Do the same with the tomography file formatted as outlined in section 8.1. The tomography file can have whatever name you want but must be put in a folder named ‘velocity_ MySimulationArea’. Finally, zip this folder in a single zip file named ‘velocity_ MySimulationArea.zip’, as shown in Figure 8.3.1.


Figure 8.3.1: Creating the zip files needed to upload a new model to the VERCE platform. The left hand side shows the 10 mesh files that need to be included and uploaded. The right hand side shows the single velocity file that needs to be uploaded, along with the naming conventions for these files.

Once these zip files have been created, they can be uploaded by clicking the link labelled ‘*Click here to submit a new mesh and velocity model’* in the solver tab of the forward modelling page. This will bring up the parameter form shown in figure 8.3.2. The zipped mesh and velocity model files can then be uploaded to the portal from the local machine. The limits of the mesh area in latitude and longitude should also be input in the ‘mesh bounds’ section of the pop-up window. Finally click ‘Submit’ for the mesh and velocity model to be uploaded to the portal. The meshes and models are manually validated before they are made available to you and to all the users, so it can take several days for the mesh and model to be uploaded and ready to use.

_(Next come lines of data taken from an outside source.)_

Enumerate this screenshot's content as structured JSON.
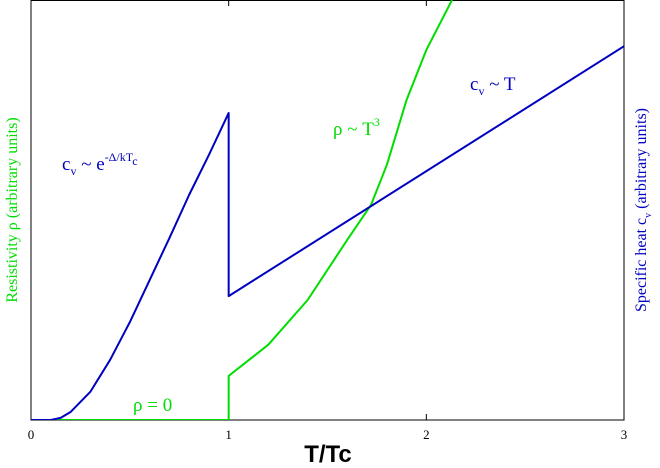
{
  "chart_data": {
    "type": "line",
    "xlabel": "T/Tc",
    "xlim": [
      0,
      3
    ],
    "xticks": [
      0,
      1,
      2,
      3
    ],
    "ylim": [
      0,
      100
    ],
    "y2lim": [
      0,
      100
    ],
    "ylabel": {
      "color": "#00dd00",
      "parts": [
        {
          "text": "Resistivity ρ (arbitrary units)"
        }
      ]
    },
    "y2label": {
      "color": "#0000c0",
      "parts": [
        {
          "text": "Specific heat c"
        },
        {
          "text": "v",
          "shift": "sub"
        },
        {
          "text": " (arbitrary units)"
        }
      ]
    },
    "series": [
      {
        "color": "#0000c0",
        "axis": "y2",
        "x": [
          0,
          0.1,
          0.15,
          0.2,
          0.3,
          0.4,
          0.5,
          0.6,
          0.7,
          0.8,
          0.9,
          1.0,
          1.0,
          3.0
        ],
        "values": [
          0,
          0,
          0.5,
          1.9,
          6.7,
          14.3,
          23.3,
          33.3,
          43.3,
          53.6,
          63.1,
          73.1,
          29.5,
          89
        ]
      },
      {
        "color": "#00dd00",
        "x": [
          0,
          1.0,
          1.0,
          1.2,
          1.4,
          1.6,
          1.72,
          1.8,
          1.9,
          2.0,
          2.13
        ],
        "values": [
          0,
          0,
          10.5,
          17.9,
          28.6,
          42.9,
          51.2,
          60.7,
          76.2,
          88.1,
          100
        ]
      }
    ],
    "annotations": [
      {
        "color": "#0000c0",
        "parts": [
          {
            "text": "c"
          },
          {
            "text": "v",
            "shift": "sub"
          },
          {
            "text": " ~ e"
          },
          {
            "text": "-Δ/kT",
            "shift": "sup"
          },
          {
            "text": "c",
            "shift": "supsub"
          }
        ]
      },
      {
        "color": "#00dd00",
        "parts": [
          {
            "text": "ρ ~ T"
          },
          {
            "text": "3",
            "shift": "sup"
          }
        ]
      },
      {
        "color": "#0000c0",
        "parts": [
          {
            "text": "c"
          },
          {
            "text": "v",
            "shift": "sub"
          },
          {
            "text": " ~ T"
          }
        ]
      },
      {
        "color": "#00dd00",
        "parts": [
          {
            "text": "ρ = 0"
          }
        ]
      }
    ]
  }
}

It is of course possible to upload meshes and models that only you or your group of users can use. In this case please specify it in the note box at the bottom of the parameter form.


Figure 8.3.2: The parameter form for inputting a new mesh and model into the VERCE platform.

8.4 Submitting a new earthquake catalogue

If you wish to submit your own earthquake catalogue, you can do this on the ‘File’ tab of the ‘Earthquakes’ page shown in figure 8.4. The catalogue must be uploaded in quakeML format. The easiest way to convert other earthquake catalogue formats to quakeML is using ObsPy. The earthquakes must have full details of the location and focal mechanism of all the events you are interested in modelling.

The ObsPy command ‘readEvents’ can be used to read in events that are in a range of text based formats (e.g. NDK & ZMAP). The event data can then be written to a quakeML file using ‘writeQuakeML’. Full details on how to install ObsPy and access tutorials on ObsPy are given in appendix 3.


Figure 8.4: The input form for bespoke user input earthquake catalogues.

8.5 Submitting a new station catalogue

New seismic stations and networks can be input in a similar way using the upload form under the ‘File’ tab in the ‘Stations’ section shown in figure 8.5.1.

The format of the input station file can be a simple list of station name, group (i.e. network name), longitude, latitude, depth and meters buried. Figure 8.5.2 shows an example of the station locations for the temporary Maule network in Central Chile, which is already loaded into the platform. Alternatively, the station file can be uploaded as an xml file by selecting this format in the drop down menu and choosing your appropriate file.


Figure 8.5.1: The input form for new seismic station networks.


Figure 8.5.2: The input format for stations and networks to be added to the VERCE platform.